A primeira vez que deu entrada no Centro Sichem de Walferdange foi em 2006. "Eu estava completamente deprimida, fui-me abaixo, não tinha auto-estima nenhuma", resume assim a sua condição psicológica. "Vim pela primeira vez em Março de 2006, o meu filho estava no colégio interno desde Setembro de 2005. Fiquei até Outubro, Novembro desse ano até que ele me convenceu a voltar para casa".

Os abusos psicológicos continuaram e o isolamento a que o marido a forçava era contínuo. "Até que na véspera de Natal de 2007, ele chega a casa completamente bêbado. Tratou-me muito mal, insultou-me. São palavras que fazem muito mal". Paula abana a cabeça como que a tentar afastar as más memórias.

Paula reconhece que, por detrás de todos os comportamentos obsessivos do marido, se escondia um problema grave de alcoolismo. "Voltei ao centro, sentindo-me pior do que da primeira vez em que dei entrada". Desta vez, Paula ficou durante quatro anos. Saiu em Outubro do ano passado. Durante todo esse tempo lutou para obter o divórcio do marido. "Sem sucesso, o advogado dele tem conseguido atrasar tudo, não chegamos a lado nenhum", lamenta a portuguesa.

Paula só tem elogios para o pessoal do Centro Sichem de Walferdange: "Se recuperei as minhas forças e a minha auto-estima, foi graças às assistentes do centro que me puxaram sempre para cima". "Decidi sair do centro porque já era capaz de organizar a minha vida, sentia-me mais segura e confiante, tudo graças às assistentes sociais".

Paula trabalha agora a meio-tempo como costureira, vive com os dois filhos num apartamento mas não esquece o Centro Sichem: "Custou-me muito sair do centro porque se tornou um pouco a minha casa, o meu porto de abrigo. Eu sinto que elas são a família que nunca tive aqui no Luxemburgo. Ainda hoje, depois de ter saído, venho visitá-las", diz com evidente carinho.

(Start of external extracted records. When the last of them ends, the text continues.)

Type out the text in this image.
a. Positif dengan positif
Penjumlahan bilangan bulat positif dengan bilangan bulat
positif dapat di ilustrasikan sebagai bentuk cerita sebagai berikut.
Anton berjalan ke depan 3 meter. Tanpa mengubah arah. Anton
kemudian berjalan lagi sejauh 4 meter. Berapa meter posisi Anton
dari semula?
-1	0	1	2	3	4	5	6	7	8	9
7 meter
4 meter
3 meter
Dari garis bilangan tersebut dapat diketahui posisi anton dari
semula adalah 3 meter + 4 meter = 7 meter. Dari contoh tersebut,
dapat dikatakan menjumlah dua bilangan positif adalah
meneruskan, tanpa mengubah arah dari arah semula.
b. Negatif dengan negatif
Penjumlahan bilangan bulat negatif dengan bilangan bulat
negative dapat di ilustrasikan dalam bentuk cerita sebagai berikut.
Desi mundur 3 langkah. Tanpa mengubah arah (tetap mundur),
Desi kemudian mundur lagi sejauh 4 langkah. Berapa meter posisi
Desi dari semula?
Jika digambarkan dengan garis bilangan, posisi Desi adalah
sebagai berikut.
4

O Centre Maternel Sichem, em Walferdange, pode ser contactado pelos tels. 33 25 96 e 33 62 20. O centro situa-se no no 2, rue Charles Rausch, em Walferdange.

Texto: Irina Ferreira 

Sichem acolheu quatro portuguesas vítimas de violência doméstica em 2011

Quatro das oito mulheres vítimas de violência doméstica e/ou familiar que passaram pela rede Sichem no ano passado são portuguesas. Os números são do relatório de actividades de 2011 daquela entidade, que está sob a gestão da Fondation Maison de la Porte Ouverte e que é subvencionada pelo Ministério luxemburguês da Igualdade de Oportunidades. 

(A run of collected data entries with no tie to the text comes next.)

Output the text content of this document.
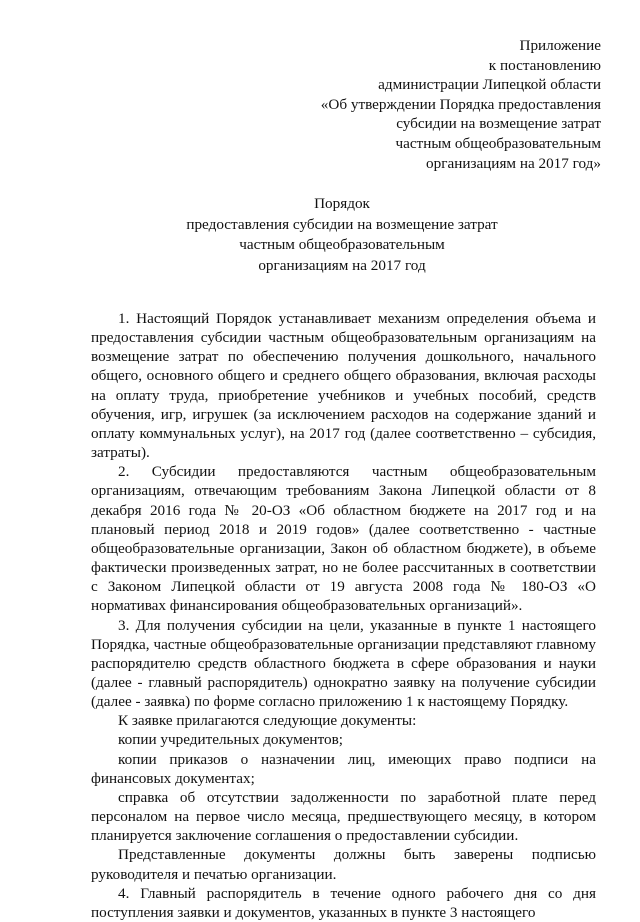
Приложение
к постановлению
администрации Липецкой области
«Об утверждении Порядка предоставления
субсидии на возмещение затрат
частным общеобразовательным
организациям на 2017 год»
Порядок
предоставления субсидии на возмещение затрат
частным общеобразовательным
организациям на 2017 год

1. Настоящий Порядок устанавливает механизм определения объема и предоставления субсидии частным общеобразовательным организациям на возмещение затрат по обеспечению получения дошкольного, начального общего, основного общего и среднего общего образования, включая расходы на оплату труда, приобретение учебников и учебных пособий, средств обучения, игр, игрушек (за исключением расходов на содержание зданий и оплату коммунальных услуг), на 2017 год (далее соответственно – субсидия, затраты).

2. Субсидии предоставляются частным общеобразовательным организациям, отвечающим требованиям Закона Липецкой области от 8 декабря 2016 года № 20-ОЗ «Об областном бюджете на 2017 год и на плановый период 2018 и 2019 годов» (далее соответственно - частные общеобразовательные организации, Закон об областном бюджете), в объеме фактически произведенных затрат, но не более рассчитанных в соответствии с Законом Липецкой области от 19 августа 2008 года № 180-ОЗ «О нормативах финансирования общеобразовательных организаций».

3. Для получения субсидии на цели, указанные в пункте 1 настоящего Порядка, частные общеобразовательные организации представляют главному распорядителю средств областного бюджета в сфере образования и науки (далее - главный распорядитель) однократно заявку на получение субсидии (далее - заявка) по форме согласно приложению 1 к настоящему Порядку.

К заявке прилагаются следующие документы:

копии учредительных документов;

копии приказов о назначении лиц, имеющих право подписи на финансовых документах;

справка об отсутствии задолженности по заработной плате перед персоналом на первое число месяца, предшествующего месяцу, в котором планируется заключение соглашения о предоставлении субсидии.

Представленные документы должны быть заверены подписью руководителя и печатью организации.

4. Главный распорядитель в течение одного рабочего дня со дня поступления заявки и документов, указанных в пункте 3 настоящего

No ano passado, os quatro centros de acolhimento que compõem a rede Sichem albergaram 23 mulheres e 29 crianças. Ao todo, nasceram 10 bebés durante o período de permanência das mães num destes centros ao longo do ano passado. 

A violência doméstica e familiar levou 8 das 23 mulheres a recorrerem aos centros de acolhimento, seguida de problemas familiares (2), falta de alojamento (6), necessidade de acompanhamento da gravidez e/ou de criação de um laço afectivo entre mãe e bebé (4), por ordem do tribunal (2) e por falta de capacidades ou handicap (1). Das 23 mulheres, 18 foram vítimas de violência em algum momento das suas vidas, especifica o relatório. 

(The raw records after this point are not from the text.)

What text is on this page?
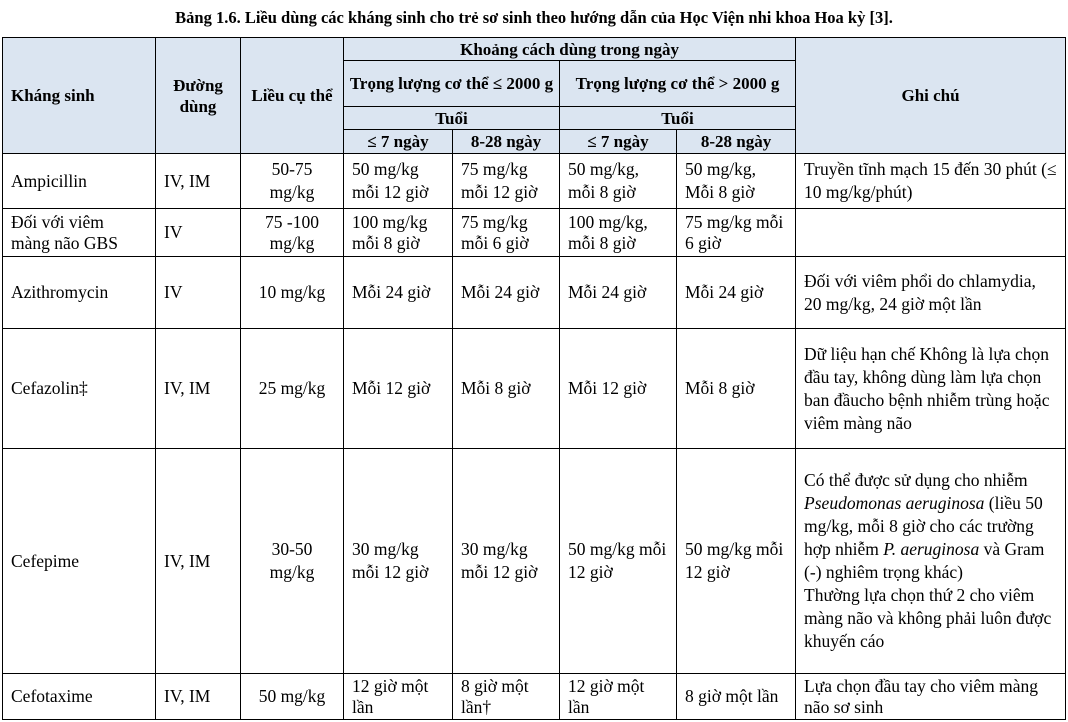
Bảng 1.6. Liều dùng các kháng sinh cho trẻ sơ sinh theo hướng dẫn của Học Viện nhi khoa Hoa kỳ [3].
Kháng sinh	Đường dùng	Liều cụ thể	Khoảng cách dùng trong ngày				Ghi chú
			Trọng lượng cơ thể ≤ 2000 g		Trọng lượng cơ thể > 2000 g		
			Tuổi		Tuổi		
			≤ 7 ngày	8-28 ngày	≤ 7 ngày	8-28 ngày	
Ampicillin	IV, IM	50-75 mg/kg	50 mg/kg mỗi 12 giờ	75 mg/kg mỗi 12 giờ	50 mg/kg, mỗi 8 giờ	50 mg/kg, Mỗi 8 giờ	Truyền tĩnh mạch 15 đến 30 phút (≤ 10 mg/kg/phút)
Đối với viêm màng não GBS	IV	75 -100 mg/kg	100 mg/kg mỗi 8 giờ	75 mg/kg mỗi 6 giờ	100 mg/kg, mỗi 8 giờ	75 mg/kg mỗi 6 giờ	
Azithromycin	IV	10 mg/kg	Mỗi 24 giờ	Mỗi 24 giờ	Mỗi 24 giờ	Mỗi 24 giờ	Đối với viêm phổi do chlamydia, 20 mg/kg, 24 giờ một lần
Cefazolin‡	IV, IM	25 mg/kg	Mỗi 12 giờ	Mỗi 8 giờ	Mỗi 12 giờ	Mỗi 8 giờ	Dữ liệu hạn chế Không là lựa chọn đầu tay, không dùng làm lựa chọn ban đầucho bệnh nhiễm trùng hoặc viêm màng não
Cefepime	IV, IM	30-50 mg/kg	30 mg/kg mỗi 12 giờ	30 mg/kg mỗi 12 giờ	50 mg/kg mỗi 12 giờ	50 mg/kg mỗi 12 giờ	Có thể được sử dụng cho nhiễm Pseudomonas aeruginosa (liều 50 mg/kg, mỗi 8 giờ cho các trường hợp nhiễm P. aeruginosa và Gram (-) nghiêm trọng khác)
Thường lựa chọn thứ 2 cho viêm màng não và không phải luôn được khuyến cáo
Cefotaxime	IV, IM	50 mg/kg	12 giờ một lần	8 giờ một lần†	12 giờ một lần	8 giờ một lần	Lựa chọn đầu tay cho viêm màng não sơ sinh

No que toca à fonte de rendimentos, nove das 23 mulheres não eram dependentes economicamente do marido ou companheiro. Outras fontes de rendimento são: subsídio de desemprego (2), RMG - rendimento social garantido (2), trabalho a meio tempo (2), licença de maternidade (1), trabalho a tempo inteiro (2), contrato de inserção profissional (1) e outras três mulheres eram ainda estudantes e não tinham, portanto, uma fonte de rendimentos. 

Os centros acolheram mulheres de oito nacionalidades. De acordo com o relatório, algumas mulheres, apesar de residirem no Luxemburgo, são de origem estrangeira e obtiveram a nacionalidade através do casamento. A nacionalidade mais representada é a luxemburguesa (12), seguida da portuguesa (4), francesa (2) e em ex-aequo, a brasileira, cabo-verdiana, guineense, romena e tunisina (1). 

A dificuldade em encontrar alojamento é a razão principal que leva as mulheres a estenderem a sua estadia nos centros de acolhimento. De acordo com o relatório de actividades, "as mulheres são confrontadas com uma desigualdade flagrante de acesso à habitação. Os proprietários dos alojamentos mostram-se reticentes em alugar bens imobiliários a uma mulher sozinha com um ou mais filhos, que disponha de rendimentos baixos e/ou que seja de origem estrangeira". 

Um dado importante, refere-se no documento, é o facto de "mais uma vez este ano nenhuma das mulheres ter voltado a viver com o marido ou companheiro violento." Assim, o aluguer de um alojamento através de particulares beneficiou duas mulheres, seguido de viver em casa de familiares ou amigos (4), a "Wunnengshëllef" - ajuda ao alojamento (1), lideram a lista de soluções de alojamento. 

Ao todo, em 2001, 52 pessoas foram acolhidas na rede Sichem, sendo que sete eram mulheres em dificuldades, 16 eram jovens mães e 29 eram crianças. 

A taxa de ocupação foi de 97,84 %. A rede Sichem dispõe actualmente de 28 camas. 

Texto: I.F.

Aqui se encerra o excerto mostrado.